Troisième Mini-Jeu de Kinect adventure : en apesenteur ou la « Dans le vide »

Troisième Mini-Jeu de Kinect adventure :
 En apesanteur ou « Dans le vide »
PRESENTATION DU PREMIER DISPOSITIF A MEDIATION NUMERIQUE
Dispositif thérapeutique à médiation numérique Kinect Adventure
Centre de Réhabilitation de l’hôpital du Vinatier – Lyon
Population de patients souffrants de Schizophrénie

TROISIEME MINI-JEU DE KINECT ADVENTURE :
EN APESANTEUR OU “DANS LE VIDE”

DISPOSITIF THERAPEUTIQUE A MEDIATION NUMERIQUE
 KINECT ADVENTURE

Troisième Mini-Jeu  de Kinect adventure : en apesanteur ou “dans le vide”

Le Mini-Jeu Kinect adventure “dans le vide” est le troisième Jeu proposé au patient au sein du dispositif à médiation numérique « Kinect Adventure » dans une perspective de travail thérapeutique de structuration dynamique du corps.
Nous allons nous intéresser ici au Jeu vidéo à deux dans la perspective de l’atelier groupale  à médiation numérique auprès de patients souffrants de schizophrénie.
Introduction
Le Jeu “Dans le vide” sur Kinect Adventure met en scène un, voire deux joueurs, debout dans une pièce spacieuse représentant une vaste salle d’un vaisseau ou d’une station spatiale qui permet d’être immergé au sein d’un environnement/contenant plus important par rapport aux mini-Jeux précédents.

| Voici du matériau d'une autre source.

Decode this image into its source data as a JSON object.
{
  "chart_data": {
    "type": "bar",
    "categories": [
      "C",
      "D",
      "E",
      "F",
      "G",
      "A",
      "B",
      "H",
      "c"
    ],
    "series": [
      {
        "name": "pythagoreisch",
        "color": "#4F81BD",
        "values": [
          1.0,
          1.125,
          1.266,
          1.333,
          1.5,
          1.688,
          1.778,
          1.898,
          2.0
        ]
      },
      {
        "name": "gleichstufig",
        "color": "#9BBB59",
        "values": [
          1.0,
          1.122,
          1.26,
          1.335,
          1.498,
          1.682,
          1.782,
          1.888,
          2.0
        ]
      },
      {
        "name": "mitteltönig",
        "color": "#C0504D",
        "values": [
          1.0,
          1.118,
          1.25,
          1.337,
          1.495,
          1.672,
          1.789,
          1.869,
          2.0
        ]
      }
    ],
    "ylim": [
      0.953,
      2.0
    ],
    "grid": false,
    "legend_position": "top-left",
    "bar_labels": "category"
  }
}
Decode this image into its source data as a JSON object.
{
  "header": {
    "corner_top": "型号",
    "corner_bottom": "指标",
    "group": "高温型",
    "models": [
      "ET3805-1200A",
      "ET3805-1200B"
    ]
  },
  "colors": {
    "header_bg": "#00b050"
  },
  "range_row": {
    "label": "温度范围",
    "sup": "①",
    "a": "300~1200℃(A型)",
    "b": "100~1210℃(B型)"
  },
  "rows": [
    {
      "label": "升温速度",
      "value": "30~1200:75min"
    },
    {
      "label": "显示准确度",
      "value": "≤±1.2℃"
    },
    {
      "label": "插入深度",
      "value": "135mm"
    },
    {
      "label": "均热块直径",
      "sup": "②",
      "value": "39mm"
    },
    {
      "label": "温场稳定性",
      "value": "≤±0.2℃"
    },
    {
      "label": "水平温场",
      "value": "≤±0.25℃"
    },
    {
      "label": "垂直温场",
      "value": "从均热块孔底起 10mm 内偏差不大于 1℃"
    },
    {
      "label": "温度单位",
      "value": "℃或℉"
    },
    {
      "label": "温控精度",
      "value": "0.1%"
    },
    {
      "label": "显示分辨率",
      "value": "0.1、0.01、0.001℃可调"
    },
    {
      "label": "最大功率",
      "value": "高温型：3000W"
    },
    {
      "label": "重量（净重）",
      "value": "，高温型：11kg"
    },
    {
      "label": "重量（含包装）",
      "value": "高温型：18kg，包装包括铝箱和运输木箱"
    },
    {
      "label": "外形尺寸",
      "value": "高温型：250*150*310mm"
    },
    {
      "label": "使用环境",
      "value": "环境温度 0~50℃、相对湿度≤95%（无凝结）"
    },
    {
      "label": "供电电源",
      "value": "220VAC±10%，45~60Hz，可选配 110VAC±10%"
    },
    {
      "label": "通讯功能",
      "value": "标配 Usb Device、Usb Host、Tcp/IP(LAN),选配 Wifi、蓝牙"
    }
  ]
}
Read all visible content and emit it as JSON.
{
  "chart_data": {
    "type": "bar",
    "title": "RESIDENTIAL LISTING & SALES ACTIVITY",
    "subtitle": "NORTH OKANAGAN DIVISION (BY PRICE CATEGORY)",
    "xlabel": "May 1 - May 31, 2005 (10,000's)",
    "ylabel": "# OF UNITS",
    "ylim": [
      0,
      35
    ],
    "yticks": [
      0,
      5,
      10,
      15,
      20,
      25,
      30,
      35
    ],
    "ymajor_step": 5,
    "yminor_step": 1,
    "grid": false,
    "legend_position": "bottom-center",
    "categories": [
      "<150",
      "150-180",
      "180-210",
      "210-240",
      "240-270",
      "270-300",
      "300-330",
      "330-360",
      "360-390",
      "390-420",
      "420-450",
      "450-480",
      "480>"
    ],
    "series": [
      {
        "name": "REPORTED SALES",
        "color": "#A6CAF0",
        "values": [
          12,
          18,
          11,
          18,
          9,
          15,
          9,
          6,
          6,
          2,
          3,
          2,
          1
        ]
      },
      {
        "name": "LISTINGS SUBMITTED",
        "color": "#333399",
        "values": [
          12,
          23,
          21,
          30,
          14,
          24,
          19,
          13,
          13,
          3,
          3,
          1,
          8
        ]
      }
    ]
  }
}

Il ne s’agit plus ici d’un canoë étroit comme dans le Jeu de la descente infernale, ou d’une vitre d’aquarium comme dans le Jeu des 20000 fuites, mais bien d’une salle entière au sein de laquelle se déplacer. « L’intérieur » de la pièce, où peuvent se mouvoir les personnages, est cette fois séparée d’un « extérieur » plus lointain, par une vitre perçue en arrière-fond de l’écran, laissant apparaître un décor de planète et d’étoile.

Présentation

Tout d’abord, les deux « avatars » qui sont dirigés respectivement par le thérapeute et par le patient, sont présents côte-à-côte de la même manière que dans les deux mini-jeux précédent du « canoë » et de l’ « aquarium », à ceci près qu’ils sont représentés à une échelle intermédiaire c’est-à-dire d’une plus grande taille que dans le mini-jeu du « canoë » et d’une taille moindre que dans le mini-jeu de l’ « aquarium ».

Les joueurs sont invités à les manipuler en bougeant leur corps et en se déplaçant cette fois en trois dimensions. Si dans le Jeu du canoë, il s’agissait d’un déplacement uniquement horizontal pour orienter la trajectoire de l’embarcation, et dans l’ « aquarium » d’un déplacement horizontal et légèrement en profondeur pour boucher les fuites, ici les deux joueurs peuvent également déplacer leur personnage verticalement et accentuer le déplacement vers le fond du décor. La proportion de la taille des personnages par rapport à l’espace et l’architecture de cette salle permet de faire l’expérience d’un véritable déplacement qui ne repose pas cette fois sur une illusion de scrolling mais bien sur le fait d’aller en avant à l’intérieur de la matérialité de la pièce.
Les avatars se trouvent toujours et comme précédemment, dans des positions semblables à celles des deux participants. En effet, ils sont vus de dos, et ils regardent en direction du fond de l’écran, dans la profondeur.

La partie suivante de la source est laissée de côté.